Question

Genomic screen: Benjamini-Hochberg procedure

1

Entering edit mode

5.9 years ago

mr_floyd ▴ 10

Hi,

It is the first time I try to use forum , I am not sure if it is the correct place to ask but.......

I have NGS data of 12,500 unique sgRNA. I wanted to compare the abundance, of every sgRNA, between four control samples to four treatment samples. For doing so I have used R and got the p-value by doing multiple comparison t-test. I have received 12,500 p-values.

The command - p.adjust(p,method="BH") to was used to calculate the corrected p-value.

Now for my question: Seven sgRNA's, out of the pool of 12,500, are predicted to be enriched in my treatment sample.

If I assume these seven sgRNA's would be enriched, based on previews published studies, is it correct to rank the p-value of the seven sgRNA's higher in my BH analysis for corrected p-value?

Here is the code I would use:

ordered.p <- sort(p)
critical.vals <- NULL
bh.fdr.adjusted.p <- NULL
for (i in 1:length(ordered.p)) {
    temp <- (i/length(ordered.p))*0.05
    critical.vals <- c(critical.vals,temp)
    bh.fdr.adjusted.p <- c(bh.fdr.adjusted.p, min((ordered.p*length(ordered.p)/i),1))
}
final.out <- cbind(ordered.p,critical.vals,bh.fdr.adjusted.p)

gene • 1.0k views

ADD COMMENT • link updated 5.9 years ago by mbelmadani ★ 1.4k • written 5.9 years ago by mr_floyd ▴ 10

score 0 · Answer 1 · 2019-08-08

If I assume these seven sgRNA's would be enriched, based on previews published studies, is it correct to rank the p-value of the seven sgRNA's higher in my BH analysis for corrected p-value?

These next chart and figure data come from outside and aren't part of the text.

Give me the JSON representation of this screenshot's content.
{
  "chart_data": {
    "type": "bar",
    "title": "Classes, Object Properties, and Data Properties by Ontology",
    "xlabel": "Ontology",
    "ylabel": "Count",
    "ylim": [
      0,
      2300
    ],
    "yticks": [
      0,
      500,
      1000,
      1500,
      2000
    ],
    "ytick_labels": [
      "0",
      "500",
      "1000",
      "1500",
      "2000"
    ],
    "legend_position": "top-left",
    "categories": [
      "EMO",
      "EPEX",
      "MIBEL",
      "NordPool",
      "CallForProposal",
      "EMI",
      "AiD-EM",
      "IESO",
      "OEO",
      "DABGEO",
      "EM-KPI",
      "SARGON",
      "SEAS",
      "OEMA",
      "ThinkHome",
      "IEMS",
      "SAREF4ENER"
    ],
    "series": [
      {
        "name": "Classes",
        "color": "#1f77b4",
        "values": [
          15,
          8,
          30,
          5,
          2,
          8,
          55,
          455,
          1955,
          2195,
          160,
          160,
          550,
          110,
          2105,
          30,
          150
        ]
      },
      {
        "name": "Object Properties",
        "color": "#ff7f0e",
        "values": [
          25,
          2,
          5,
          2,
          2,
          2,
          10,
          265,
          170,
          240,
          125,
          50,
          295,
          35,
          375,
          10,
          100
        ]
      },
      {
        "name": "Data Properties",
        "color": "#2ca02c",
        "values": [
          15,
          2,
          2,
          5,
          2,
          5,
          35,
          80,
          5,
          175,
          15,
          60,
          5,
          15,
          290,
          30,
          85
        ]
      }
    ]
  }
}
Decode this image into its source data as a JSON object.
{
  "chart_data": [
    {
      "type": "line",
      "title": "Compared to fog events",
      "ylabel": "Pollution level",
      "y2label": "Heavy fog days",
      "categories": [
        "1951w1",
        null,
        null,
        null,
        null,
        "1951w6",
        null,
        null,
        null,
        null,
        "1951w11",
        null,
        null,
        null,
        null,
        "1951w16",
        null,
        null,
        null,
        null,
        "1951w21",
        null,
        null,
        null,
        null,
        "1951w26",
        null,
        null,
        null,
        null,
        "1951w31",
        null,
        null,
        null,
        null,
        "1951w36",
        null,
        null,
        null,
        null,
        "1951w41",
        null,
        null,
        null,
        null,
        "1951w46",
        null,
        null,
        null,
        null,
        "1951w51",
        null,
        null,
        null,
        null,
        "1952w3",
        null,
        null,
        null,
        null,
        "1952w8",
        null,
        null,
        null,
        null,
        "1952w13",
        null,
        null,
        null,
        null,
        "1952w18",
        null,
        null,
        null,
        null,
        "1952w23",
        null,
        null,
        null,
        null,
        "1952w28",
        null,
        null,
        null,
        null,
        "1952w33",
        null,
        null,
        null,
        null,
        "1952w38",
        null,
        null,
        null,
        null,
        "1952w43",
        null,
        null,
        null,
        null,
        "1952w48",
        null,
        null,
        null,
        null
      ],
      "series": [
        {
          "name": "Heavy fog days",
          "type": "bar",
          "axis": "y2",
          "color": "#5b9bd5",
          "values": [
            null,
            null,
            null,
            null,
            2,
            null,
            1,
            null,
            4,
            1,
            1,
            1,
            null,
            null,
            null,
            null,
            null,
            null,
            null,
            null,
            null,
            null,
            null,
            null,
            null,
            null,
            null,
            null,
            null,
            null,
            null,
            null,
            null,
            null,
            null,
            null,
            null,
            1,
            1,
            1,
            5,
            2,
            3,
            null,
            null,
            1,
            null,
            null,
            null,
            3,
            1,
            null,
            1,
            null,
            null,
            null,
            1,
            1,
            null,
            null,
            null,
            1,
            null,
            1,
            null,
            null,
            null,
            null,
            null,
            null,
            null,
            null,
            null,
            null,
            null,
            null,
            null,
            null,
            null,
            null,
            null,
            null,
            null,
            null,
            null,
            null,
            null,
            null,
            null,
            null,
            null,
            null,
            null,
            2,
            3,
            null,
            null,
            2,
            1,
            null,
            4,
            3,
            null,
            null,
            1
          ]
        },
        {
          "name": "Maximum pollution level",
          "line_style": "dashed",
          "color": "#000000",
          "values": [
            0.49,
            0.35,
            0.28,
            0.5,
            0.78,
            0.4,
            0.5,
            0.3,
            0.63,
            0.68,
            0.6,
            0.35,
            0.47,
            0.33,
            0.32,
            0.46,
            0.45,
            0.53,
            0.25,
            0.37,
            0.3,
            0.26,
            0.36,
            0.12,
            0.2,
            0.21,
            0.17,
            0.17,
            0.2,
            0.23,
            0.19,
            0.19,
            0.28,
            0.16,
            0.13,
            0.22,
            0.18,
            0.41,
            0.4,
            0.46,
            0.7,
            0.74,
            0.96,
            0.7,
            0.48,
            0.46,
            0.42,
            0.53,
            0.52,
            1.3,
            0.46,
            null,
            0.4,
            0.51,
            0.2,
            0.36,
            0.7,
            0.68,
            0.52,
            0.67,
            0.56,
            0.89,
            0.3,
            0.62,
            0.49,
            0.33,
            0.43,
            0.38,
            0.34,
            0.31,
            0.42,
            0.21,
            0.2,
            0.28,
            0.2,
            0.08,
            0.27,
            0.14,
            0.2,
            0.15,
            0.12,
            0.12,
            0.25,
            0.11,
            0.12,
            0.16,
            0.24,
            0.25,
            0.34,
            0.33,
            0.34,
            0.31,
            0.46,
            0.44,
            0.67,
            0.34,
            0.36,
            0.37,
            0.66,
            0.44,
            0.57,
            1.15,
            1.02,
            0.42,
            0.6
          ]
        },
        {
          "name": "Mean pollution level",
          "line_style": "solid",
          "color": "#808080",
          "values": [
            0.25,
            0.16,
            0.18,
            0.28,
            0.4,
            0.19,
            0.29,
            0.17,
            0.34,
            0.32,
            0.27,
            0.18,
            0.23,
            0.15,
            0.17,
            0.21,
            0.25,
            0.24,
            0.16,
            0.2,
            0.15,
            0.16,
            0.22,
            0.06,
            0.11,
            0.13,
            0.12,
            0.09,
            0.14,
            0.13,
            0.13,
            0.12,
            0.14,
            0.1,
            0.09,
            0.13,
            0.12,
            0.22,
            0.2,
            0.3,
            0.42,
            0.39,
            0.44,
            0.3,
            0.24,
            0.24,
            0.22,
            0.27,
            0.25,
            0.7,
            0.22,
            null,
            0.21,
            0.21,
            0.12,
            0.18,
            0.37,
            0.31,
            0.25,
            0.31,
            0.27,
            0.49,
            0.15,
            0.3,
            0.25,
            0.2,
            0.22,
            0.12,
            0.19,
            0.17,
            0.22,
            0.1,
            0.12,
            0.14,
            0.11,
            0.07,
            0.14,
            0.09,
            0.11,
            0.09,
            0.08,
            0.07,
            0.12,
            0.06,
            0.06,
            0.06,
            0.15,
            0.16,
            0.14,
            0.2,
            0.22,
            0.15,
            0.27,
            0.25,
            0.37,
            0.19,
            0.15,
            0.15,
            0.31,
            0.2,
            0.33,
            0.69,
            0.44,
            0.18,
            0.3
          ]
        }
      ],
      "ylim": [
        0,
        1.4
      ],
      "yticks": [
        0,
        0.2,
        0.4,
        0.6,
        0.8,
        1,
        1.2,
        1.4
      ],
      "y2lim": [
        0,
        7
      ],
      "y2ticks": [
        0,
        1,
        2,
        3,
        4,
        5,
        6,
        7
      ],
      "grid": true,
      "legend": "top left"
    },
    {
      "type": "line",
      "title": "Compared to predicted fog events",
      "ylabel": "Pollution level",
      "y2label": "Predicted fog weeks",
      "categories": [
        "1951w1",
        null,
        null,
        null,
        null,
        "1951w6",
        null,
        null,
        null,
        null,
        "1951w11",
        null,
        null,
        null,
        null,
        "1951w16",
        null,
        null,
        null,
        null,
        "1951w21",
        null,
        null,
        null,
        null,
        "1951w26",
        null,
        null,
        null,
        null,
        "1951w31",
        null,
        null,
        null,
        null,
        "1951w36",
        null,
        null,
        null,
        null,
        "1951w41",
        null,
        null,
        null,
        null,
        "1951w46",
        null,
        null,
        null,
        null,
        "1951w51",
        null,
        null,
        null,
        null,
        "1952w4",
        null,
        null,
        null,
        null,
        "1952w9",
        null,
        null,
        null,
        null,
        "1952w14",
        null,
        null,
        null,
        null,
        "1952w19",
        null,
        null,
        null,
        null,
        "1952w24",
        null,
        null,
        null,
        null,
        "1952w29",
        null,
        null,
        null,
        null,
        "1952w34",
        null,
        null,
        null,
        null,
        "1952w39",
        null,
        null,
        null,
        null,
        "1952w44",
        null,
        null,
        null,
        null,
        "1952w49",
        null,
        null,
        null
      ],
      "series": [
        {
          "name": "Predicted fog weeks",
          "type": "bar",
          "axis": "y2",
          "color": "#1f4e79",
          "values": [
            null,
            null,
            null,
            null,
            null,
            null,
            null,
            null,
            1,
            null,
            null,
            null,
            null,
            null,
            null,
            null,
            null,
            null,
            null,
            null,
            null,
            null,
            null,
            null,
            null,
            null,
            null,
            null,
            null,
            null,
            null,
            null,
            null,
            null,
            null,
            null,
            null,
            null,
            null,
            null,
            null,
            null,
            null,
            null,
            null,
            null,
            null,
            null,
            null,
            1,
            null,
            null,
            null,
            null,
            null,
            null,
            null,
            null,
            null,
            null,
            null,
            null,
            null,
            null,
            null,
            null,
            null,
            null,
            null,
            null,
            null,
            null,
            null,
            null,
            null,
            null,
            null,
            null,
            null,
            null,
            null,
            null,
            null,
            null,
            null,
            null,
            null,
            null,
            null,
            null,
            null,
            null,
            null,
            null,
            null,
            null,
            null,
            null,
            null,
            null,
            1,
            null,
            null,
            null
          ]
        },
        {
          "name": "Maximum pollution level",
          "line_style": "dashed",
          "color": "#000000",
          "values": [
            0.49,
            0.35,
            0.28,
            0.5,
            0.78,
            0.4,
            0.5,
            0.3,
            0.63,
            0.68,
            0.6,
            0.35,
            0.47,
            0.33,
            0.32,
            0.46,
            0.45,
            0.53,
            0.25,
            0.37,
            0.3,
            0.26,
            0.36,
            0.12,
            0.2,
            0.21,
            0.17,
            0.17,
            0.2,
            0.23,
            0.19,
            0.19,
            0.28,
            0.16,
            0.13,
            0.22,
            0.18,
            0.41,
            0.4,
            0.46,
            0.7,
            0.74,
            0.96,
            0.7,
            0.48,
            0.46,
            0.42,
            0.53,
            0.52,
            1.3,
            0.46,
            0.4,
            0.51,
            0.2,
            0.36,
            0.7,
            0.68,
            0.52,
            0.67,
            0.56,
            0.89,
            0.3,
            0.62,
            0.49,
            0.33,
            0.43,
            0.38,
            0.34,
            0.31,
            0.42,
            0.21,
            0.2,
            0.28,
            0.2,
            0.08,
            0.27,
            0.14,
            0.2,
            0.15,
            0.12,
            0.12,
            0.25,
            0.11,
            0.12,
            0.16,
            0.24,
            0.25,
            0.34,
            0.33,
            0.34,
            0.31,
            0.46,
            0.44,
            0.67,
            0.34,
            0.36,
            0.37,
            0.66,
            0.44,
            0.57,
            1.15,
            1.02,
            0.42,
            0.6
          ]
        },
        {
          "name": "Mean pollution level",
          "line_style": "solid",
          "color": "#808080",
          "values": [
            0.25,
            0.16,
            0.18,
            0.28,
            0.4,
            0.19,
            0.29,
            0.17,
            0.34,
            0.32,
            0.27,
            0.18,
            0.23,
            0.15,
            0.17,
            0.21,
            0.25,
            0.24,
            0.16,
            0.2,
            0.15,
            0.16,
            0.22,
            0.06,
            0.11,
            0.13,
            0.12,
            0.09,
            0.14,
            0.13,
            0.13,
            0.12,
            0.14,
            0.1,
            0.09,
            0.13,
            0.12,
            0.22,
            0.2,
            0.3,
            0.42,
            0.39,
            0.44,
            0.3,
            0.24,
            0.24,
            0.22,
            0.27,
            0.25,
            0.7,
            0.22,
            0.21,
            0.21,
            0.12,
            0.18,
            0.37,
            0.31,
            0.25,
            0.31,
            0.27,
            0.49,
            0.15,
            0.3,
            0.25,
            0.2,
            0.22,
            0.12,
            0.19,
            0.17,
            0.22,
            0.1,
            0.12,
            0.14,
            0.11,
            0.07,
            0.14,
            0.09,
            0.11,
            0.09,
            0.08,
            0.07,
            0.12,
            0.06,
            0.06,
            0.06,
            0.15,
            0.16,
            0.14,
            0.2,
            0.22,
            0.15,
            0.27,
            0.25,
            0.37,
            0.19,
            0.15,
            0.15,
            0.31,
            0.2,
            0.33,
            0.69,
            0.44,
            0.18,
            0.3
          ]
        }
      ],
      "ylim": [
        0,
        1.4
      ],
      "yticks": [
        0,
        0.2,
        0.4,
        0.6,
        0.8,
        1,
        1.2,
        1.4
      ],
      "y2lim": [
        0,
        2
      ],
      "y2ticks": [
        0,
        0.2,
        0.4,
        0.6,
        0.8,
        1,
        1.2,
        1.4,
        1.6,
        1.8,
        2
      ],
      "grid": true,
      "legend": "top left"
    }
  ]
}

I don't think so. I wouldn't incorporate information from "previous studies" without doing a proper meta-analysis, otherwise that prior information is more or less just an anecdote. Maybe I'm misunderstanding something because that doesn't seem to be what this code is doing. Where is the re-ranking supposed to happen?

Also, are you sure you want to do (ordered.p*length(ordered.p)/i) and not (ordered.p[i]*length(ordered.p)/i) ? The code you have right now would pick the minimum value out of the entire vector * m / i where m is the number of tests, so in all iterations your min() would always pick the same p-value except divided by a different i since that's the only variable part here.

Let me know if I'm misunderstanding something.